State Key Laboratory of Precision Measurement Technology and Instrument, Tianjin University, Tianjin, China.
China and Tianjin Key Laboratory of Biomedical Detecting Techniques and Instruments, Tianjin University, Tianjin, China.
Appl Spectrosc. 2020 Jan;74(1):23-33. doi: 10.1177/0003702818815508. Epub 2019 Sep 12.
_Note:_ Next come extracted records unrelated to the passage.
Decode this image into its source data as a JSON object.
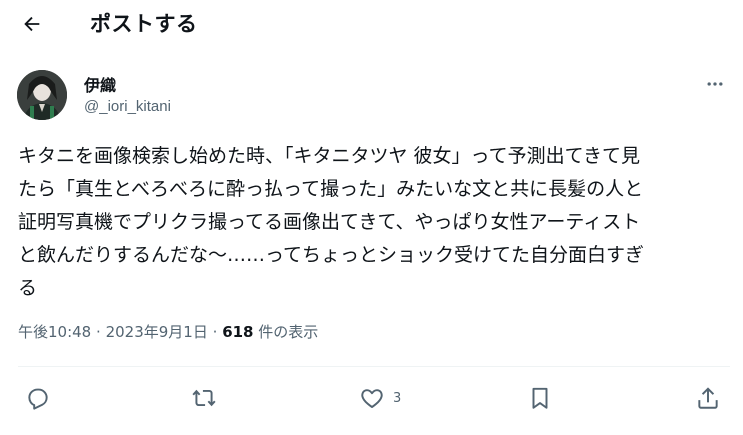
{
  "header": {
    "title": "ポストする",
    "back_icon": "arrow-left-icon"
  },
  "author": {
    "display_name": "伊織",
    "username": "@_iori_kitani",
    "avatar_icon": "avatar-image"
  },
  "more_icon": "more-horizontal-icon",
  "tweet": {
    "text": "キタニを画像検索し始めた時、「キタニタツヤ 彼女」って予測出てきて見\nたら「真生とべろべろに酔っ払って撮った」みたいな文と共に長髪の人と\n証明写真機でプリクラ撮ってる画像出てきて、やっぱり女性アーティスト\nと飲んだりするんだな〜……ってちょっとショック受けてた自分面白すぎ\nる"
  },
  "meta": {
    "time": "午後10:48",
    "separator": "·",
    "date": "2023年9月1日",
    "views_count": "618",
    "views_label": "件の表示"
  },
  "actions": {
    "reply_icon": "reply-icon",
    "repost_icon": "repost-icon",
    "like_icon": "heart-icon",
    "like_count": "3",
    "bookmark_icon": "bookmark-icon",
    "share_icon": "share-icon"
  },
  "colors": {
    "text": "#0f1419",
    "secondary": "#536471",
    "divider": "#eff3f4",
    "background": "#ffffff"
  }
}
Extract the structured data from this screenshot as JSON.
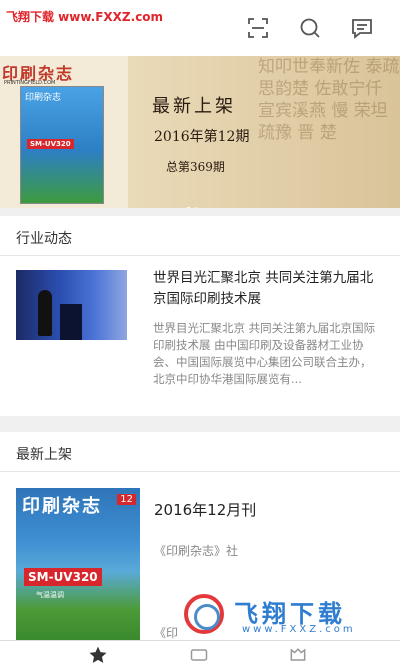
{
  "watermark_top": "飞翔下载 www.FXXZ.com",
  "header": {
    "icons": [
      "scan-icon",
      "search-icon",
      "message-icon"
    ]
  },
  "banner": {
    "magazine_logo": "印刷杂志",
    "magazine_site": "PRINTINGFIELD.COM",
    "cover_badge": "SM-UV320",
    "title": "最新上架",
    "issue": "2016年第12期",
    "total_issue": "总第369期",
    "background_chars": "知叩世奉新佐 泰疏思韵楚 佐敢宁仟 宣宾溪燕 慢 荣坦 疏豫 晋 楚",
    "slides": 2,
    "active_slide": 1
  },
  "industry": {
    "section_title": "行业动态",
    "item": {
      "title": "世界目光汇聚北京 共同关注第九届北京国际印刷技术展",
      "desc": "世界目光汇聚北京 共同关注第九届北京国际印刷技术展 由中国印刷及设备器材工业协会、中国国际展览中心集团公司联合主办，北京中印协华港国际展览有..."
    }
  },
  "latest": {
    "section_title": "最新上架",
    "item": {
      "cover_title": "印刷杂志",
      "cover_number": "12",
      "cover_badge": "SM-UV320",
      "cover_sub": "气温温调",
      "title": "2016年12月刊",
      "publisher": "《印刷杂志》社",
      "publisher_cut": "《印"
    }
  },
  "watermark_bottom": {
    "text": "飞翔下载",
    "url": "www.FXXZ.com"
  },
  "tabbar": {
    "icons": [
      "star-icon",
      "bookshelf-icon",
      "user-icon"
    ],
    "active_index": 0
  }
}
Dynamic spectra (DS) can greatly reduce the influence of individual differences and the measurement environment by extracting the absorbance of pulsating blood at multiple wavelengths, and it is expected to achieve noninvasive detection of blood components. Extracting high-quality DS is the prerequisite for improving detection accuracy. This paper proposed an optimizing differential extraction method in view of the deficiency of existing extraction methods. In the proposed method, the sub-dynamic spectrum (sDS) is composed by sequentially extracting the absolute differences of two sample points corresponding to the height of the half peak on the two sides of the lowest point in each period of the logarithm photoplethysmography signal. The study was based on clinical trial data from 231 volunteers. Single-trial extraction method, original differential extraction method, and optimizing differential extraction method were used to extract DS from the volunteers' experimental data. Partial least squares regression (PLSR) and radial basis function (RBF) neural network were used for modeling. According to the effect of PLSR modeling, by extracting DS using the proposed method, the correlation coefficient of prediction set () has been improved by 17.33% and the root mean square error of prediction set has been reduced by 7.10% compared with the original differential extraction method. Compared with the single-trial extraction method, the correlation coefficient of calibration set () has increased from 0.747659 to 0.8244, with an increase of 10.26%, while the correlation coefficient of prediction set () decreased slightly by 3.22%, much lower than the increase of correction set. The result of the RBF neural network modeling also shows that the accuracy of the optimizing differential method is better than the other two methods both in calibration set and prediction set. In general, the optimizing differential extraction method improves the data utilization and credibility compared with the existing extraction methods, and the modeling effect is better than the other two methods.
动态光谱(DS)通过提取多个波长的脉动血液的吸光度,极大地降低了个体差异和测量环境的影响,有望实现对血液成分的非侵入性检测。提取高质量的 DS 是提高检测精度的前提。针对现有提取方法的不足,本文提出了一种优化差分提取方法。在所提出的方法中,通过依次提取对数光体积描记信号每个周期中最低点两侧高度的两个采样点之间的绝对差,构成子动态光谱(sDS)。该研究基于 231 名志愿者的临床试验数据。使用单试提取方法、原始差分提取方法和优化差分提取方法从志愿者的实验数据中提取 DS。使用偏最小二乘回归(PLSR)和径向基函数(RBF)神经网络进行建模。根据 PLSR 建模效果,使用所提出的方法提取 DS 后,与原始差分提取方法相比,预测集的相关系数()提高了 17.33%,预测集的均方根误差降低了 7.10%。与单试提取方法相比,校正集的相关系数()从 0.747659 增加到 0.8244,增加了 10.26%,而预测集的相关系数略有降低 3.22%,远低于校正集的增加。RBF 神经网络建模的结果也表明,优化差分方法在校正集和预测集的准确性均优于其他两种方法。总的来说,与现有提取方法相比,优化差分提取方法提高了数据利用率和可信度,建模效果优于其他两种方法。